Today he had his staples removed and ditched the e-collar. Hooray! So I can try grooming or bathing him a little. But I don't know what would work to get that smell off his chin and neck! I hate to cut all the fur off. He looks pretty unusual already, with one thigh and the back of his neck shaved. 

Does anyone have any suggestions how to get the odor out? :smhelp:


----------



## camfan (Oct 30, 2006)

Just wanted to say--I'm glad the little guy is recovering. Maybe use some scented doggie stuff to mask the odor between baths...


----------



## Cosy (Feb 9, 2006)

You can buy self rinsing shampoo at any pet store.
It is a liquid. You just pour some onto the area, work
it in and comb thru, then blot with paper towels until
almost dry. I use this in between baths every few days.


----------



## bellaratamaltese (May 24, 2006)

I would use waterless shampoo, like Brit mentioned.
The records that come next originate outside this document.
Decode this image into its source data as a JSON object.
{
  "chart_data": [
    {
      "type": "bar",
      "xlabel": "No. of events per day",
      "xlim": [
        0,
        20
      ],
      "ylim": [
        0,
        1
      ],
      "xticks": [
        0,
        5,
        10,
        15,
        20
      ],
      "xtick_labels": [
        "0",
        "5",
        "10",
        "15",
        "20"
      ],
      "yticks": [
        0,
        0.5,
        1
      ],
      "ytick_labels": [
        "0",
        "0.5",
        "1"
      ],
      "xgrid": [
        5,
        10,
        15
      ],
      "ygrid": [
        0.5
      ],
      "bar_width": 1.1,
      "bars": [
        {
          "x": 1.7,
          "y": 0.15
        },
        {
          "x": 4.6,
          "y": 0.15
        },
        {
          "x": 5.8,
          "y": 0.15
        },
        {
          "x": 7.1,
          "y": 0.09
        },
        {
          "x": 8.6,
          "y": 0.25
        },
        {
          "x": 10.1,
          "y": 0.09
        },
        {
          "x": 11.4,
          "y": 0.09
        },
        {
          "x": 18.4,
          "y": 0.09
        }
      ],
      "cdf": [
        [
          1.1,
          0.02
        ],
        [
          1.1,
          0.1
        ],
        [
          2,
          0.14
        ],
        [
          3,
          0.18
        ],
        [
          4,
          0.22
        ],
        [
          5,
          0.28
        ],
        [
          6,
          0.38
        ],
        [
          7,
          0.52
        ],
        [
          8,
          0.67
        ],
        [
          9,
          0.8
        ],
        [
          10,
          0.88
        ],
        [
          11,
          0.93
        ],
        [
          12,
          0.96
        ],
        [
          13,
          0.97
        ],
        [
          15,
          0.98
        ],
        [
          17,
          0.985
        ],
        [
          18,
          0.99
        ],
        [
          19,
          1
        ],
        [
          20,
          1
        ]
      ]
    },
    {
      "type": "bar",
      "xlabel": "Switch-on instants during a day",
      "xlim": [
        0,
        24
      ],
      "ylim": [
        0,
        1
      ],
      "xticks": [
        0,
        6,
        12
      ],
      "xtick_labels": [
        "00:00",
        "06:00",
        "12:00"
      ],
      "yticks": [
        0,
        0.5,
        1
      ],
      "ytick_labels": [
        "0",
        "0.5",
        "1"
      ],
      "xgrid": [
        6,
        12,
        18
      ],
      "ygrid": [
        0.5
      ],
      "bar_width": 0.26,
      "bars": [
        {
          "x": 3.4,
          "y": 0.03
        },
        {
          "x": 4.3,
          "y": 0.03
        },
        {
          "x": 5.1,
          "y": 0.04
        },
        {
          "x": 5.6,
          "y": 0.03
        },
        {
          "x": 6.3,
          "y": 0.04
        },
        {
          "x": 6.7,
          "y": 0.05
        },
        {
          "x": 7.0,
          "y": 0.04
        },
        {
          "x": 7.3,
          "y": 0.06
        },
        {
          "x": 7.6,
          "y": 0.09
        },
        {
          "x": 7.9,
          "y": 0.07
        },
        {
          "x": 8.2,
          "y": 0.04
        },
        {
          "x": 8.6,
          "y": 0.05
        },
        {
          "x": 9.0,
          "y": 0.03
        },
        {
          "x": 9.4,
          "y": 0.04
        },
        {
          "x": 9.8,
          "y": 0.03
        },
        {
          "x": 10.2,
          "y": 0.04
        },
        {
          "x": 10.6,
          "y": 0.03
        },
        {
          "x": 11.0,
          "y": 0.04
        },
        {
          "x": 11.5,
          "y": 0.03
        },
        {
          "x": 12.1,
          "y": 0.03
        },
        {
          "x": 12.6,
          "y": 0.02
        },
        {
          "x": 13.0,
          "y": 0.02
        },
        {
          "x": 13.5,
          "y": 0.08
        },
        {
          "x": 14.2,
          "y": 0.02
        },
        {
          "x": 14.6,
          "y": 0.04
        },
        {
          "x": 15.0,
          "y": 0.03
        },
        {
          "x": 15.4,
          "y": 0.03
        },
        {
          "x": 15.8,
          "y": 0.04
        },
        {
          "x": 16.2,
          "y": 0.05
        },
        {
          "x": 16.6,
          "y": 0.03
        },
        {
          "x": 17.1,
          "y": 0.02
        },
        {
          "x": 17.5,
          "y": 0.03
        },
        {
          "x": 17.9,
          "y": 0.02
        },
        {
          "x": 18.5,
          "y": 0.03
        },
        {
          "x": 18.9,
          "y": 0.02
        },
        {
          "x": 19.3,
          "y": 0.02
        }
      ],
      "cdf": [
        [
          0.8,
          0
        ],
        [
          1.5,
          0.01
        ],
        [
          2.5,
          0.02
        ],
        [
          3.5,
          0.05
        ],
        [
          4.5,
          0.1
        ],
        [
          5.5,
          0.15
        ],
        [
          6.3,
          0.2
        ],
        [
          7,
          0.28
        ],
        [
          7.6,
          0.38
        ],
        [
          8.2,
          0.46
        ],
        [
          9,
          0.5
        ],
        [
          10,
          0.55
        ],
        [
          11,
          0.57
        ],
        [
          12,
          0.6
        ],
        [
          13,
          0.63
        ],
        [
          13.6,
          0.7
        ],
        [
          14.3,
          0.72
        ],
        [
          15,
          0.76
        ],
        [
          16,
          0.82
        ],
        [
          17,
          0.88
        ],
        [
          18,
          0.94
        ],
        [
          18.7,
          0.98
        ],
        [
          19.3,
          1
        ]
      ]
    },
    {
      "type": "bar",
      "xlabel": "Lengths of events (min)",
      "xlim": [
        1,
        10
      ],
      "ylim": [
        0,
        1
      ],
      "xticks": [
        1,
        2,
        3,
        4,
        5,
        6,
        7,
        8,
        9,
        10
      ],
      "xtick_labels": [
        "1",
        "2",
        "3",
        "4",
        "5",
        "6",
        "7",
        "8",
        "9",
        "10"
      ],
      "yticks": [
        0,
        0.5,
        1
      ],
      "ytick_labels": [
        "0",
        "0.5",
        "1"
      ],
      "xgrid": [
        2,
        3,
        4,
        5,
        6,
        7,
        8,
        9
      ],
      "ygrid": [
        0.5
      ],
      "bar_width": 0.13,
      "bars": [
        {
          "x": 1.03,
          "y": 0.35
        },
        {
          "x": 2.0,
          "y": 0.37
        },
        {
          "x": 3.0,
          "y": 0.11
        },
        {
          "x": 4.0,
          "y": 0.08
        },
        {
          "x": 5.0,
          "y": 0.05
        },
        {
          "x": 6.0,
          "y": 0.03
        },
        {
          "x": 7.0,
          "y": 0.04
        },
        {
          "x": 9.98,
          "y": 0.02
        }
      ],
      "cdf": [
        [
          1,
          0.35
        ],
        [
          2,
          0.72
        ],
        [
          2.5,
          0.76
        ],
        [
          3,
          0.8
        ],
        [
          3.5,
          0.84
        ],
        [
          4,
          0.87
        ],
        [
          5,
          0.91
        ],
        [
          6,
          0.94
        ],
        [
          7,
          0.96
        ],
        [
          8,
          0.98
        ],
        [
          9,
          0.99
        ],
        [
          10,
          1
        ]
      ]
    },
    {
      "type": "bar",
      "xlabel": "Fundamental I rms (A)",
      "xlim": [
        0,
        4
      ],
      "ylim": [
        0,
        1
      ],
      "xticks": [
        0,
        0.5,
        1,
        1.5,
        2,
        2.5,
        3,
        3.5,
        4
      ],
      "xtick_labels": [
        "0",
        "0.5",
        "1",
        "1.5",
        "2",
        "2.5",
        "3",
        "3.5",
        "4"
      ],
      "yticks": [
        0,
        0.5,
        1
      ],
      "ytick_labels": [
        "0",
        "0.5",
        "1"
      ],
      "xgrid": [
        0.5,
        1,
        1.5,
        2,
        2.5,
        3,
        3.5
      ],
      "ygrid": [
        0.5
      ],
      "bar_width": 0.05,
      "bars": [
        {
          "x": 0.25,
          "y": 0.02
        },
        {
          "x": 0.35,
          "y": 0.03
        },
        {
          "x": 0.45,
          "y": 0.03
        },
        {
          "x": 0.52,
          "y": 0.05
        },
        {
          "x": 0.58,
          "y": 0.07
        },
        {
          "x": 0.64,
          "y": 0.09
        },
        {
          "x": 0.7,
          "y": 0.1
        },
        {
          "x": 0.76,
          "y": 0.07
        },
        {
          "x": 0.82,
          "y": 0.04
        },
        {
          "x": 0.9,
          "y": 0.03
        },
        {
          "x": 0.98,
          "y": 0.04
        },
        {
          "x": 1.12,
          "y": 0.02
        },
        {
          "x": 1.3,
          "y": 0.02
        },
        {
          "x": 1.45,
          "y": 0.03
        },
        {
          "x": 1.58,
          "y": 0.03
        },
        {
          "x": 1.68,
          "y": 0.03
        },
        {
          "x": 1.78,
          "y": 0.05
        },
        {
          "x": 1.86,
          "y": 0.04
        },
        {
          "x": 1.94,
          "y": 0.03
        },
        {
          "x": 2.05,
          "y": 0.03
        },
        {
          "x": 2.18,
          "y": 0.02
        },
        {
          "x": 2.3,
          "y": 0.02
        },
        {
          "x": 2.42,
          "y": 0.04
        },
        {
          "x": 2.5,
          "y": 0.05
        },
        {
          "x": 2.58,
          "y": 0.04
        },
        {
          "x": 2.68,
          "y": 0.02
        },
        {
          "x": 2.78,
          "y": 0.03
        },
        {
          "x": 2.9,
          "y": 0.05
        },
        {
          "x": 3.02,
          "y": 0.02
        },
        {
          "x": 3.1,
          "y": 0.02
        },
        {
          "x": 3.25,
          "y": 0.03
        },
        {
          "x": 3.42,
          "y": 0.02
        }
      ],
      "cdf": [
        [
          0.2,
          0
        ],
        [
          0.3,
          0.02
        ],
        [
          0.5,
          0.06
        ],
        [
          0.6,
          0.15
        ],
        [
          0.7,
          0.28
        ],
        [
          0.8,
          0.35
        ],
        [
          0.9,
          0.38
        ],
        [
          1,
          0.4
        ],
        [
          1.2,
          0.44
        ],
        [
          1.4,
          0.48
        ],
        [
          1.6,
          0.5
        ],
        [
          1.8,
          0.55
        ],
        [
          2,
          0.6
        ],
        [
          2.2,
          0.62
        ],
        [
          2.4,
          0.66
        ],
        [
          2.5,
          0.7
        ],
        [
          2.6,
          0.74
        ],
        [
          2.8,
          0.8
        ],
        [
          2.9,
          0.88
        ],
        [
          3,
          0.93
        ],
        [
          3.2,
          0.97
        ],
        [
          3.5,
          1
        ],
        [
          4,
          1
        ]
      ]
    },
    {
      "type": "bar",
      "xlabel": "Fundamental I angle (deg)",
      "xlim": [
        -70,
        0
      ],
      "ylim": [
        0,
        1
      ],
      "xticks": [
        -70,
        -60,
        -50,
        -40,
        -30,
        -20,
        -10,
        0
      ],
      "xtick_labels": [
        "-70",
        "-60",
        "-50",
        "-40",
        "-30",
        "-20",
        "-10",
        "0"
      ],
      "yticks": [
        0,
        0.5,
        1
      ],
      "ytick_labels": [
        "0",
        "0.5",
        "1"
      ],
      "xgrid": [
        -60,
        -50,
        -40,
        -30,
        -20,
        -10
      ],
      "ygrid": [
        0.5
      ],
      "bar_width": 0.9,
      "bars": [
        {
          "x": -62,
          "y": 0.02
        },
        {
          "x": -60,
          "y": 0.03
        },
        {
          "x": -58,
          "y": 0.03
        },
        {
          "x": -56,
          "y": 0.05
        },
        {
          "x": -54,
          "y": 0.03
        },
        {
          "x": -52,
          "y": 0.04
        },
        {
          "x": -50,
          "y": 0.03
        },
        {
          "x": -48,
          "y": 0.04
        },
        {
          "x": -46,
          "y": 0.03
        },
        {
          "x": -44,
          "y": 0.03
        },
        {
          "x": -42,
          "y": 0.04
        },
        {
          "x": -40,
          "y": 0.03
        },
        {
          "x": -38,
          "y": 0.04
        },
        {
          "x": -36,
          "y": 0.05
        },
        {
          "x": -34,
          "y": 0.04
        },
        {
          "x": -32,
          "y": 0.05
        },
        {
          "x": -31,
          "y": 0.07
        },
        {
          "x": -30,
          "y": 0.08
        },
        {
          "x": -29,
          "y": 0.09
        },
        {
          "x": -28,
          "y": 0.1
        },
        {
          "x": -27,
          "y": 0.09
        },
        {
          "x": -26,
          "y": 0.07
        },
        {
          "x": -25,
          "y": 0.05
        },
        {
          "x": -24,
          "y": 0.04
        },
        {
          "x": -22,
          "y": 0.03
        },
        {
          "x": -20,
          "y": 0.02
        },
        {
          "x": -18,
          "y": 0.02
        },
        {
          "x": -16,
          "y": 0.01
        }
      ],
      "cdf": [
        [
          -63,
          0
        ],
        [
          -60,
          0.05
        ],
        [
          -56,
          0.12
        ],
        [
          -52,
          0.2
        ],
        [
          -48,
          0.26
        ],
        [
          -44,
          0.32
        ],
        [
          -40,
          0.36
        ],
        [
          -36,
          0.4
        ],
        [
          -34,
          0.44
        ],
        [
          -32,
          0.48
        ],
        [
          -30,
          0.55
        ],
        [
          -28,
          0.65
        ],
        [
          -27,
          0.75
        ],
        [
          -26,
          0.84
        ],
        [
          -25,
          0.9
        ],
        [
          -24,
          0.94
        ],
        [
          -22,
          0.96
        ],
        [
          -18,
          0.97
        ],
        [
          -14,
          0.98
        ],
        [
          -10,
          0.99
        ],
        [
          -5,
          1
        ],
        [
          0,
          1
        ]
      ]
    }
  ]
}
I really like the Biogroom waterless shampoo, it's tearless and it smells pretty good. So glad that the road to recovery is an easier one!


----------



## phmystic (Aug 24, 2007)

Cornstarch, that will help remove the odor and helps with staining.

Good luck and Im glad hes better :aktion033:


----------



## mss (Mar 1, 2006)

I used a spray-on product the vet's groomer recommended. He became sour AND perfumy. :blink: 

Someone else said a vinegar/water solution works. I think I'll try that before the cornstarch, since he normally gets a bit wet around the face anyway, and I'm not sure what might result - gravy? :shocked:


----------



## Guest (Sep 25, 2007)

you might wash just his face with some whitening shampoo. I use the stuff people with white hair use. Simply Silver I get it at Sally's it smells really good and keeps Lily no pun intened "Lily White" Sorry about the knee problem I can sypmathise I have had 10 knee surgeies my self. Hope he is better soon!


----------



## Tina (Aug 6, 2006)

> I used a spray-on product the vet's groomer recommended. He became sour AND perfumy. :blink:
> 
> Someone else said a vinegar/water solution works. I think I'll try that before the cornstarch, since he normally gets a bit wet around the face anyway, and I'm not sure what might result - gravy? :shocked:[/B]


The cornstarch actually dries the wet face. I use it all the time when showing to hide tear staining and dry the face. When wrapping the mustache I use cornstarch and boric acid mixed together to absorb moisture and whiten the beard.
Tina


----------



## mss (Mar 1, 2006)

Thanks for the suggestions, although there may be a misunderstanding -- his face is not stained, just smelly.


----------